The world looked exactly the same as it had yesterday morning, even though I knew it was different.
We’d made it to Topher’s parents’ house. When his mom had remarried, he had apparently taken over the old garage instead of continuing to live in the house. Apparently his step-dad fit the stereotype I’d seen played out over and over in friends’ homes throughout my childhood. My parents weren’t perfect, but at least they didn’t hate me; or blame me for their problems. Instead of going to college to learn, Topher had gone to escape. Still, he wanted to allow his family one more night of peaceful rest so we avoided entering the house. In the moment, I was just thankful for our seclusion. We’d dimmed the lights coming down the dirt road that lead to the house. It was darker than I’d expected, but there were wide open fields all around us and nothing appeared to be coming. I found myself thinking how lucky it was that I’d gotten pegged for that beer run. Our other friends at the party…
Topher got out and opened the garage door. Once inside he put on the car lights so we could see to close and secure both doors. I locked the side door (and pushed a cart full of tools in front of it for good measure) while he took care of the garage door. There weren’t any windows to worry about, thankfully, so we agreed it would be okay to leave the desk lamp on for a while.

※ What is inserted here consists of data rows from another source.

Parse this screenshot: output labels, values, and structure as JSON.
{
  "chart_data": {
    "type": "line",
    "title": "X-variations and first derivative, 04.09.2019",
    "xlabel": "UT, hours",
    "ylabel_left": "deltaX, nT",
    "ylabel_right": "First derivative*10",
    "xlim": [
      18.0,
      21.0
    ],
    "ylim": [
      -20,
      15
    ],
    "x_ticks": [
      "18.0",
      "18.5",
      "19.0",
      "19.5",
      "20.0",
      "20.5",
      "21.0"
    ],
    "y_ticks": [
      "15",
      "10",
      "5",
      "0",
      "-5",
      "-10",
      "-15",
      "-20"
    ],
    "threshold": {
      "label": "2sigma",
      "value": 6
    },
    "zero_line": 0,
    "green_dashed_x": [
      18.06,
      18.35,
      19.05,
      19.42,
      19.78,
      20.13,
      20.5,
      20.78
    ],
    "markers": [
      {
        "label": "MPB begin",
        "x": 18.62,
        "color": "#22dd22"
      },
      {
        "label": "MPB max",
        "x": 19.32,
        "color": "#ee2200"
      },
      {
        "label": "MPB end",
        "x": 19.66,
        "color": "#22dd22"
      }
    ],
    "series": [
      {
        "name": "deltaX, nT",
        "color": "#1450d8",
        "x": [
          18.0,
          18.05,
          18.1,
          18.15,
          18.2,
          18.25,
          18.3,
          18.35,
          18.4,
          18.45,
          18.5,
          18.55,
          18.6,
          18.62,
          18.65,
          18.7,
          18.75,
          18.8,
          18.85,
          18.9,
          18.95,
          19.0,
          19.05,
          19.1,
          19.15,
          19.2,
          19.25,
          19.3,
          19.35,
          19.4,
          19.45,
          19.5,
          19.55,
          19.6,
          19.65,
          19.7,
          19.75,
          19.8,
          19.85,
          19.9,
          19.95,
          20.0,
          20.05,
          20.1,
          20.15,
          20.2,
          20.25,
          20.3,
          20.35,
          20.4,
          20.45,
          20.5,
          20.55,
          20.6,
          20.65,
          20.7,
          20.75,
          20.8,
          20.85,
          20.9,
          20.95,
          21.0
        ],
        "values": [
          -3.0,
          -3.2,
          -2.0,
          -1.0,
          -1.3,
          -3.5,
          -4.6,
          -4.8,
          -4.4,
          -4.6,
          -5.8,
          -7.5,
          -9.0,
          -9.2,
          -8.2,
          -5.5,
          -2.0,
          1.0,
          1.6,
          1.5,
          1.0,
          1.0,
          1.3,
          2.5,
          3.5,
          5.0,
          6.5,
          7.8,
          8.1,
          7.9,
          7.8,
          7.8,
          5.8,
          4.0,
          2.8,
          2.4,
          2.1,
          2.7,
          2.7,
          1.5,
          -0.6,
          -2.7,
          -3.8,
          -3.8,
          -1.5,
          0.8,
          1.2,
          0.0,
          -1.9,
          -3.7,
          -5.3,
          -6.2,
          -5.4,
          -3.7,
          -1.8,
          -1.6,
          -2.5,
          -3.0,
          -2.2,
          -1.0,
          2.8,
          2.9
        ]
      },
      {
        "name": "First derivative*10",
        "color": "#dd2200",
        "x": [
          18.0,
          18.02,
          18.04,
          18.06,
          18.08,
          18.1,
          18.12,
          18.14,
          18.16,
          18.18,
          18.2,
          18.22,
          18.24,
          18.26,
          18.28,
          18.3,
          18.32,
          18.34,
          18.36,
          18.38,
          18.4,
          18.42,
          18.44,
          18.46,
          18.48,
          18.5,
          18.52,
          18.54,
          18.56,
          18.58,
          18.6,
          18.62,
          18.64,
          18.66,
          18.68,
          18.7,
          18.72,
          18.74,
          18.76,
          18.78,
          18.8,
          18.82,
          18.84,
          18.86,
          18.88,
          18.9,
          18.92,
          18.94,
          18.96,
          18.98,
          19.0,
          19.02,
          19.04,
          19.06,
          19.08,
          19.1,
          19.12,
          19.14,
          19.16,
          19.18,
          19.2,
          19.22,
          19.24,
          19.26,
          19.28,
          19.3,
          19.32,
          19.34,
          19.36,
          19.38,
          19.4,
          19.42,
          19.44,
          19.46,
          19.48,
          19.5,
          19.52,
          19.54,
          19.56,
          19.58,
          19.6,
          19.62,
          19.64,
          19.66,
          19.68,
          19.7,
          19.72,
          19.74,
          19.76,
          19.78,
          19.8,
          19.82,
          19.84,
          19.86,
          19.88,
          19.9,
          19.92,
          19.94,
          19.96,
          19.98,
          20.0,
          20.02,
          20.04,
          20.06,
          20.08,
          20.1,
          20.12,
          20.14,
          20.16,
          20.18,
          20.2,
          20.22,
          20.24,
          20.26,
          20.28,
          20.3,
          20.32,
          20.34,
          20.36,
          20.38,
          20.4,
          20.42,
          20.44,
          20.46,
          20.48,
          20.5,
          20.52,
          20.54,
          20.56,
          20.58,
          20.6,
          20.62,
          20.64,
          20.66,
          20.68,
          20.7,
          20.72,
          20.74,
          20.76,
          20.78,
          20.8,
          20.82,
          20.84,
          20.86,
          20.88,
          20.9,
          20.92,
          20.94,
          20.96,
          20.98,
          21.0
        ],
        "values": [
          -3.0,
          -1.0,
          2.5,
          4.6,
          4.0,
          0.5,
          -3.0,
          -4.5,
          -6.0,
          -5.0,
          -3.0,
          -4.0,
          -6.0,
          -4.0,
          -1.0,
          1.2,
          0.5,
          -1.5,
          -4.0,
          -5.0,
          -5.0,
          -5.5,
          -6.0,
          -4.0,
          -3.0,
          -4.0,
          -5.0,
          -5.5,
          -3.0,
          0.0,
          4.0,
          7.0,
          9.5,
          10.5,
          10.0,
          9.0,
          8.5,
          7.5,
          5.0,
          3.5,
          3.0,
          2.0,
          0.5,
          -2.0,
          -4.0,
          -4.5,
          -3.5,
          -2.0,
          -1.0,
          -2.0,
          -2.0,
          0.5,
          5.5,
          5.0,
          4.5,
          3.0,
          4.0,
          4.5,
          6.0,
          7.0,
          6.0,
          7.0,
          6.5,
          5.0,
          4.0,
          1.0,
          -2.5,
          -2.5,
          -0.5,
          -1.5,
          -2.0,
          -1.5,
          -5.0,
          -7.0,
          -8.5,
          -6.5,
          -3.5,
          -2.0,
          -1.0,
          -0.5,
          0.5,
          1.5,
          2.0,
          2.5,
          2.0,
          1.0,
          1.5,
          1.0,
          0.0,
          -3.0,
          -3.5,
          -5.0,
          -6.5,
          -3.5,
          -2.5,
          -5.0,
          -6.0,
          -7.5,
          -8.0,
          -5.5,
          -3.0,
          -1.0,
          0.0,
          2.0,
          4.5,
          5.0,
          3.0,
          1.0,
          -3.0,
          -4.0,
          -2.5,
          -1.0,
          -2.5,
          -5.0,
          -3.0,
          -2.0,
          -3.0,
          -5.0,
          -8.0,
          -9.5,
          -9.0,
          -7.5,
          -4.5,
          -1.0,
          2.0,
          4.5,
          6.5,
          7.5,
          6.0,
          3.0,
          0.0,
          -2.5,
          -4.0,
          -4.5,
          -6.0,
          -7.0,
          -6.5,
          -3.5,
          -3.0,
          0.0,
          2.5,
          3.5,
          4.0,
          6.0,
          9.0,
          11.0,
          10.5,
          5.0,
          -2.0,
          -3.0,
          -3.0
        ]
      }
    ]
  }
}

It wasn’t much, but it was better than the complete darkness we would have been left in after turning off the headlamps.
Then there was silence.
The garage consisted of the car, a couch that presumably folded into a bed, a desk adorned with a lamp, some shelves, and the cart of tools that was now bolstering the door. We must have realized the complication in sleeping arrangements at the same time since we both looked at the floor and fidgeted our hands. We had left one of our friends behind for the slaughter without a second thought, another we’d seen (heard?) viciously and fatally attacked. We’d stolen gas and left a city behind for the ruin. How could sharing a bed still be an issue? I guess we let things go slowly.
He started with, “Ah.. I’ll sleep in the-”
“I don’t want to sleep alone.” I interrupted.
I realized immediately after saying the words that it put him in a difficult situation. What if the idea repulsed him? What if he needed time alone to process what had happened? I didn’t want him to feel stuck with me. I wanted him to want to be there, which was fucked up given the circumstances… but still. I didn’t want there to be pressure or presumption. Thankfully, he looked relieved.
He said, “Me either.” And I’m pretty sure that smile could melt butter.
We made up the bed, turned out the light and awkwardly shed the clothing we were willing to part with for the night. My mind raced with a thousand adrenaline and hormone-infused thoughts as I crawled under the sheets. Most of all, I wondered what he was thinking. What did it matter? My mind argued with itself. Then I realized I was afraid I might push my luck, like Angela, and wind up left behind. In fact, I was terrified. I laid petrified in the bed, not wanting to move a muscle for fear that the movement would get misinterpreted. What was he thinking?
Then out of the darkness came, “I swear… I did not plan all of this just to get you into bed.”
We both laughed; heartily but as quietly as possible. It felt good to laugh. Then, despite the heat, we found sleep wrapped in one another’s arms. It felt more natural than anything I’d ever felt before.
In those moments just before sleep, the ones when you get all your best ideas but are too exhausted to write anything down, I prayed that we just wouldn’t wake up.
There are some days I wish that prayer had been answered.